Aku berjalan ke luar, dengan jarak 6 langkah, aku sampai di rumah yang dimaksudka ibu.
“Permisi.” Sambil mengetuk pintu.
“Iya sebentar.” Suara seorang laki-laki menyahut dan membukakan pintu,
“In…………….” Belum selesai aku bicara, laki-laki itu malah berteriak.
“Mah…….ada yang jualan kue ni.” Iya kembali masuk ke rumah, dan meninggalkan ku berdiri di depan pintu.
“Eh……tetangga baru ya? Maf belum sepet ke rumah ya.” Sapa seoarang ibu, yang di panggil mama oleh lelaki tadi.
“Iya, gak apa-apa kok tante, ini ada sedikit kue dari bunda.”
“Aduh pake repot-repot segala, ayo masuk dulu yu….! Tante juga ada sesuatu buat bunda kamu, ayo duduk dulu!” Ajak wanita itu.
“Baik, tante.” Aku mengiyakan permintaannya, sementara aku duduk iya meniggalkan aku ke dapur. Tiba-tiba seorng laki-laki lewat dan naik ke ruangan yang di atas, aku sempat tersenyum, tapi tak ditanggapinya. Tak lama kemudian tante datang menghampiri ku sambil membawa toples yang ku bawa sudah terisi lagi kue yang berbeda.
“Ini, kue nya pasti gak seenak buatan bunda kamu.”
“Ah….enggak kok tante, punya tante pasti jauh lebh enak.”
“Oh….iya, ngomong-ngomong nama kamu siapa?”
“Nama aku Sam Jessica, panggil saja aku Jessi tante.”
“Bagus sekali namanya, nama tante Mona, panggil tante Mona aja ya.”
Tiba-tiba suara rebut-ribut terdengar dari tangga. Dua orang laki-laki rupanya sedang menguping.
“Itu anak-anak tante, ayo Kevin, Vino, sini!” Perintah tante dengan nada yang sedikit kesal.
“Iya, mah.” Mereka menuruti apa kata mamanya.
“Jessi.” Aku mengulurkan tangan untuk berjabatan.
“Kevin.” Laki-laki bertubuh tinggi, kulitnya putih, stylenya cool, umrnya sekitar 19 tahunan.
“Alvin.” Laki-laki ini tubuhnyasedilit lebih tinggi dari ku, mirip seperti Kevin, tapi wajahnya sedikit lebih manis.
“Kevin ini kakanya Vino.” Ujar mama mereka.
Tiba-tiba hp ku berbunyi, dan ternyata bunda yang menelpon ku, segera aku angkat.
“Iya, hallo bunda, aku masih di rumah tante Mona. Iya aku pulang, bun.” Bunda mulai cemas.
“Ada apa Jess ?” Telepon tadi sepertinya membuat tante Mona ikut cemas.

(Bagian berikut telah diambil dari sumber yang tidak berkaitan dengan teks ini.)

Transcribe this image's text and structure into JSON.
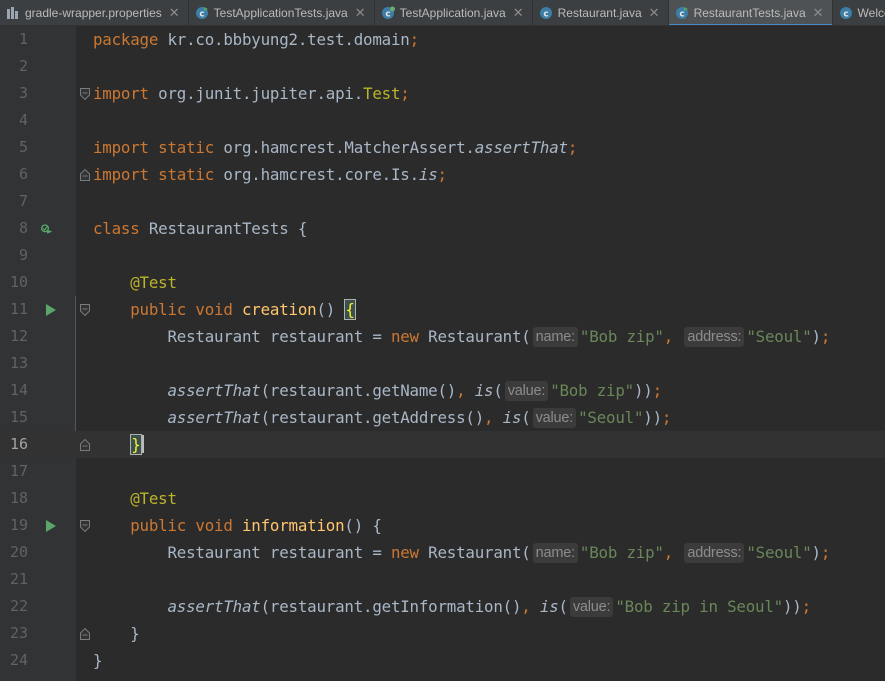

“Enggak kok tante. Tante, aku pamit dulu ya.” Terlalu lama di rumah orang memang tidak enak juga.
“Oh, iya. Makasih ya kuenya, salam buat bunda ya.”
“Iya, tante. Mari tante, Kevin, Alvin, aku pamit ya.”
“Sering-sering main kesini ya!”
“Iya, tante.” Jessi segera pulang ke rumah, sebelum bunda semakin cemas.